My hemodialysis experience was not pleasant.  Each treatment left me exhausted, and weak.
I don't want to go back for a visit. Is that rude?  I feel incredibly rude for feeling this way - and I try to be a kind person to everyone - friends and strangers, alike.  Last Christmas, I baked cookies and goodies for the staff.  On my last day of hemo, I hugged and, personallly,  thanked each staff member.
Thanks for listening.

[petey]

Marvin, I think, feels like Monrein.  He had been at the same clinic for 5 1/2 years when he got his transplant.  He went back to visit often after his transplant (usually once or twice a month).  He enjoyed chatting with the nurses and techs, but he mostly went to see the other patients.  He never gloated, and everyone was so happy for him.  (When he was there, he was the "baby" because he was the youngest one at 39 -- most of the other patients were much older and ALWAYS looked out for him.)  Three and a half years later when he had to go back on dialysis, it was at the same clinic.  He did in-center for over three years.  Last summer, we started home hemo, and, yes, he still goes back to visit at his "old" clinic.  He even stops by the nursing home to see some of the patients who live there on their "off" days to visit.

Marvin is kind of like the "poster dialysis child" (even though he's a grown man) at his clinic.  After the first dialysis round when we found out I could finally be his donor, the patients and staff threw Marvin a big party at his last treatment (day before transplant).  Everybody ate, talked, laughed, and hugged.  Even though there are 75 or so patients at his old clinic, very, very few were able to get on the "list."  So, when Marvin and I were preparing for the transplant surgery, they were all as excited as we were.  Now that he's a home hemo patient, they all have questions for him each time he goes.  They're so interested in how he's doing and the whole process of home hemo (99% of them couldn't even attempt it -- many live in nursing homes, almost all of them are much older -- 70's and 80's, few have a strong family support system, etc.).  They are so happy for him.

The patients have changed over all these years.  When Marvin was in-center this last time (last summer), he had the most "seniority" at the clinic because he had been a patient there the longest.  That was very, very sad for him -- to still be young and have the most seniority.  We keep with the news from the patients at his clinic and are always sad when one passes.  The new ones, however, know Marvin's name and have heard his story.  He'll go in and meet someone new, and they'll say, "So you're Marvin.  I've heard so much about you, and I'm glad I finally got to meet you."

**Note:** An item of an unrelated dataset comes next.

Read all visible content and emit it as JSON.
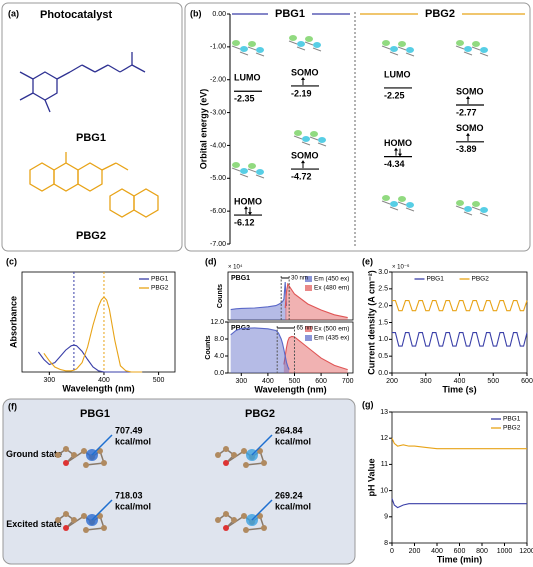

Marvin -- with his constant laughter, happy smile, and bright attitude -- is popular at his clinic.  He laughs, jokes, and FLIRTS with all of the older ladies there, and they love that!  The last time we were there (and sometimes Marvin goes without me), the floor nurse said to me, "It's like when Marvin comes through the door, the sunshine floods in around him."  I cried.  Marvin is an inspiration to others and to me.

[okarol]

I have a fantasy that we will go into Jenna's old dialysis unit and all the people we knew are gone - ALL TRANSPLANTED! I wish it were true. I am a little afraid to go in.